Swearing and Using the Lord’s Name in Vain: 3½/5 Moderate Light Swearing: “Bastard” is used properly times around seven times. “Lord” is misused seven times and “God” fifteen times. “Bloody” is used about eight times. “Hell” is used once and “damn” is used six times. “Hell” and “hellhole” are used to describe places and circumstances once or twice. The book will go through times of no swearing, and then reach a part where it swears several times in a chapter.

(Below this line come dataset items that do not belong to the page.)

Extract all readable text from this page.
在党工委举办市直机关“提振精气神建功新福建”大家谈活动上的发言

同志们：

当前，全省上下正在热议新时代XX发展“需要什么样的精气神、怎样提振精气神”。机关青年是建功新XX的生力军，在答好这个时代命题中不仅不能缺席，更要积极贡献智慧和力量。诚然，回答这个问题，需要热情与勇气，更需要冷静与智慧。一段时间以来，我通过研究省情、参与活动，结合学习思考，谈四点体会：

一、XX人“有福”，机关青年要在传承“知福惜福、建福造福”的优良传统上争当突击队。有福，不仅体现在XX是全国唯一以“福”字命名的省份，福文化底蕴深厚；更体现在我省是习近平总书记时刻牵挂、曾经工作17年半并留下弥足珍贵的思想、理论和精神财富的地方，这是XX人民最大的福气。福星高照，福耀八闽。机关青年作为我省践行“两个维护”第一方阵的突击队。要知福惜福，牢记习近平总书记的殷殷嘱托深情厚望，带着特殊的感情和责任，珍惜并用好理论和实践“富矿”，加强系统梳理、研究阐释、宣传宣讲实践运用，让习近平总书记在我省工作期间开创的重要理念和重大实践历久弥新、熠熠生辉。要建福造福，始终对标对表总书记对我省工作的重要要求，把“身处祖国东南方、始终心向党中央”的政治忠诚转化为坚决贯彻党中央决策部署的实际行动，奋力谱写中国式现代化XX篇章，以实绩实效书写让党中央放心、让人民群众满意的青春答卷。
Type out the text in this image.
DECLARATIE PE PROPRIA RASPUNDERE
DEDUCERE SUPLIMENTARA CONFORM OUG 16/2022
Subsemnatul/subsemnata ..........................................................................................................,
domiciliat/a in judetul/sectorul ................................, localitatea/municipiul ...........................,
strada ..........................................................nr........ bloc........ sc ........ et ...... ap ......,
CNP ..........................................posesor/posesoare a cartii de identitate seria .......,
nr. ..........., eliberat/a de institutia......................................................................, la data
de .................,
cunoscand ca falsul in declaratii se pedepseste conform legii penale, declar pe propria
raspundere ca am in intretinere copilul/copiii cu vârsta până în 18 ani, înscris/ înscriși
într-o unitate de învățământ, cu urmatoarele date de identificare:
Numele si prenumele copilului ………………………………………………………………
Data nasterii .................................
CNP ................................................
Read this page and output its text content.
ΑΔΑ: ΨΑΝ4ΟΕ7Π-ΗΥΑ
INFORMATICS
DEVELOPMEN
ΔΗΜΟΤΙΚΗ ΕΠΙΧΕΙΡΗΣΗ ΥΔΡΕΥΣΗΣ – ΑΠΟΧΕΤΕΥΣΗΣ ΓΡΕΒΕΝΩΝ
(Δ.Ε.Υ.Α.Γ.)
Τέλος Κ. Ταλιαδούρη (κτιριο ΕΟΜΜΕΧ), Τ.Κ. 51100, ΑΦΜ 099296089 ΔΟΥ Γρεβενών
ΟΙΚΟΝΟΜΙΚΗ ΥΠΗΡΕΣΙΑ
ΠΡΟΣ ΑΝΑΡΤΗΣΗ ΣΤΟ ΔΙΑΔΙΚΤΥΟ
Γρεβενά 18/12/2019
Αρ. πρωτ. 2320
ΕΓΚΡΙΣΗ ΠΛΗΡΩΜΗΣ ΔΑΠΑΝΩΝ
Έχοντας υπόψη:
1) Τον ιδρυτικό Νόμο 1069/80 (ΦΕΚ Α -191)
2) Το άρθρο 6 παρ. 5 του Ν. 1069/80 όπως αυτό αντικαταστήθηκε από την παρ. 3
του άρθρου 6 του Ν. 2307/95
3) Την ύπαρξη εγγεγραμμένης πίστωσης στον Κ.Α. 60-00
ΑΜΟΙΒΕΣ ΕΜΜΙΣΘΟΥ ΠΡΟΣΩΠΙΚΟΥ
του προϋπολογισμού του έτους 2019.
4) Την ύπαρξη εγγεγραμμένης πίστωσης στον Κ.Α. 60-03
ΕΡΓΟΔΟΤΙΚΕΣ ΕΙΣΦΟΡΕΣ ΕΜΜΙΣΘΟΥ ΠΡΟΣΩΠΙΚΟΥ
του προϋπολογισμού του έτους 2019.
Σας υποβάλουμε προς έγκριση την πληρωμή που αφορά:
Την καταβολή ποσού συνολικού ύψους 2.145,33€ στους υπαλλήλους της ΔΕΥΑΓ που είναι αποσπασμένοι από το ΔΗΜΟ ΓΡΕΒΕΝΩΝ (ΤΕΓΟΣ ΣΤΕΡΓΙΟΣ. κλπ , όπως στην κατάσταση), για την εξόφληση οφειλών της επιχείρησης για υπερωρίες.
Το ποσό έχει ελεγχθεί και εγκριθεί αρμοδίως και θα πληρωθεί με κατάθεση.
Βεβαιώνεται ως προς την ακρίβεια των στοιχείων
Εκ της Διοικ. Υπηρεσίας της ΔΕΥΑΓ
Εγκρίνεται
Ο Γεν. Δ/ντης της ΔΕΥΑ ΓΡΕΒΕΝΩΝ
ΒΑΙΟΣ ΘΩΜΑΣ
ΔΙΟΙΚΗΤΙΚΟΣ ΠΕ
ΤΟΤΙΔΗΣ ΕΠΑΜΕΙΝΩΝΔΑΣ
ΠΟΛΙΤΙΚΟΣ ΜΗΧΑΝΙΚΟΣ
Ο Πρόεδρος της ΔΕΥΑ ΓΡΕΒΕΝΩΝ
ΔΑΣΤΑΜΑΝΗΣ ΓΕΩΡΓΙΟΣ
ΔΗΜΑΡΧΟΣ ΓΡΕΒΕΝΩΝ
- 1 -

Emotional, Intense, and Disturbing Content: 3/5 Some Disturbing Content: It talks about how a man wanted to commit suicide when he believed his son had died. The steward is shown to be a bit sadistic; for it is quite clear he gains pleasure from frightening and harming others when they are below him. Another disturbing thing is that the dead and hurt bodies are so well described. One man is missing half his body and another has no nose. One man is holding the chopped off head of his friend. A man has a very bloody bandaged arm.

Religious Issues: 2/5 References and Customs in Other Religions: The book talks about mass, matins, and priest. Addy goes to a Catholic memorial service to pray for the souls and recite Latin phrases. The priest also speaks in Latin. Addy prays for a dead girl’s soul and the idea that prayer is necessary to bring a soul to heaven is lightly hinted. It talks about a holy vision that the people believed happen, but was just made up. Saint days are mentioned. A man is called “Father.” The pope, purgatory, and convents are mentioned, and churches are called chapels. Incense is burned in the chapel. The characters try to make it appear that Addy’s time travel is a miracle. No actual visions or miracles happen. Though God is implied to be real a lot, I think sometimes it does make it seem like things happen not because of God but because of some force. It is a little difficult to describe and is not very strong, but it is there sometimes.

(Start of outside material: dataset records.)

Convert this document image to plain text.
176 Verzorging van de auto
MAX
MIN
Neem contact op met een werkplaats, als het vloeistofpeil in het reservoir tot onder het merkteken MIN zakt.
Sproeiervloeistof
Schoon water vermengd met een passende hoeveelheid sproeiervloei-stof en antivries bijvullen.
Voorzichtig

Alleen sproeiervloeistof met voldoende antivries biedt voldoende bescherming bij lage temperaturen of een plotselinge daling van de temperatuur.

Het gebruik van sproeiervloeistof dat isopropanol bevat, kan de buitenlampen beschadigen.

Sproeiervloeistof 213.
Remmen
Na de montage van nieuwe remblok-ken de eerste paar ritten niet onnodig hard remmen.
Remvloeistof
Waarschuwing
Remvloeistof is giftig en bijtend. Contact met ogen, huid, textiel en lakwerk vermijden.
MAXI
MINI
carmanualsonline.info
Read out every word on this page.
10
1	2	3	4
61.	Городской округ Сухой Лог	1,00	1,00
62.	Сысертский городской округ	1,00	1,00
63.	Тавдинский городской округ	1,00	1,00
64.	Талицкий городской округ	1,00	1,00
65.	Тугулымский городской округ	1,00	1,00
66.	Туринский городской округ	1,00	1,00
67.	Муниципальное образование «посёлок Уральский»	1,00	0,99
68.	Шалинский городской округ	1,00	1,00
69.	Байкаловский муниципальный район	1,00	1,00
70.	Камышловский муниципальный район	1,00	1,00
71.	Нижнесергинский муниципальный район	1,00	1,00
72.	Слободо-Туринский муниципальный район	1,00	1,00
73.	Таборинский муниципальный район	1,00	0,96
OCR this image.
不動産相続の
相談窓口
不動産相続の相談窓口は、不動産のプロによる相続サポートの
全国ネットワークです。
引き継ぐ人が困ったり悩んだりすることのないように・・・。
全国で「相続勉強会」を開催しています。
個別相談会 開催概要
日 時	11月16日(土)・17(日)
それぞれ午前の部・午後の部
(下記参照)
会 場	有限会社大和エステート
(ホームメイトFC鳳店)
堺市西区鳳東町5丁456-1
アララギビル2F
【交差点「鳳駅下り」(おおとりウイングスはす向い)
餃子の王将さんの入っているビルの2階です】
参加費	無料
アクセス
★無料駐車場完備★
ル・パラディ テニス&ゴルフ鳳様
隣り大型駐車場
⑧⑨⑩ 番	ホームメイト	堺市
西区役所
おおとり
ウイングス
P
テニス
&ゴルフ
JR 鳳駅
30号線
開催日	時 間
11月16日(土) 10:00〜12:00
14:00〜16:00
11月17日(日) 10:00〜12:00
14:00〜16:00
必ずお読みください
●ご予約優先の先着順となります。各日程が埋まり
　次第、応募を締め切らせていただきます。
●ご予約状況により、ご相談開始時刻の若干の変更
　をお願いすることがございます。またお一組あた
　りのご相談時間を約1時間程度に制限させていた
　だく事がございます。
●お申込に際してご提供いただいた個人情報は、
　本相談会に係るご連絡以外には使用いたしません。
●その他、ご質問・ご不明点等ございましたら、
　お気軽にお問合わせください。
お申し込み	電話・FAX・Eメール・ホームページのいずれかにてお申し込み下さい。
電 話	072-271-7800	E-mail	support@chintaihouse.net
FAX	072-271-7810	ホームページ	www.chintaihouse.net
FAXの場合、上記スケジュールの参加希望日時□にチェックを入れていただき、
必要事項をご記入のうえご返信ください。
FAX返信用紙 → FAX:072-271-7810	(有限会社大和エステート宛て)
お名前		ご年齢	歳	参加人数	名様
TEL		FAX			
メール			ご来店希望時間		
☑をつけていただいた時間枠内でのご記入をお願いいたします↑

Magic: 1/5 Some References: A chest is made with a mermaid design. “Magic” is used to describe things and thinks her employer’s drawing room is like “a wizard’s lair” and says that a wizard might appear. It uses a lot of words to describe things that relate to magic like “incantation” and “magician’s spell.” Some wine is in a ewer shaped like a dragon. A medicine is called a “potion.” Addy thinks if the people see her time travel they will think it is witchcraft. The invention that takes her back in time is not magic, but it is more like science. No magic is done in the book if the time machine is not magic, and I believe it is not.

Others: Wine and other alcoholic drinks are drunk a lot in the book, and a man is said to love drinking. They also talk about buying wine. Addy is not at all bothered at the idea of committing adultery with a boy she loves.

Overall: 3½/5 Older Teenager Appropriate: This book has a lot of things morally wrong in it, and I do not suggest it because of it. Mainly the two things I was bothered about with were the amount of swearing and the mount of very suggestive sexual remarks made by the characters. The swearing, sexual suggestiveness, and morbid descriptions of injuries make it unsuitable for a Christian under sixteen, seventeen, or possibly even eighteen. I also think Addy’s mom was put in an unreasonable, wishy-washy perspective and that Addy was put in a righteously rebelious perspective.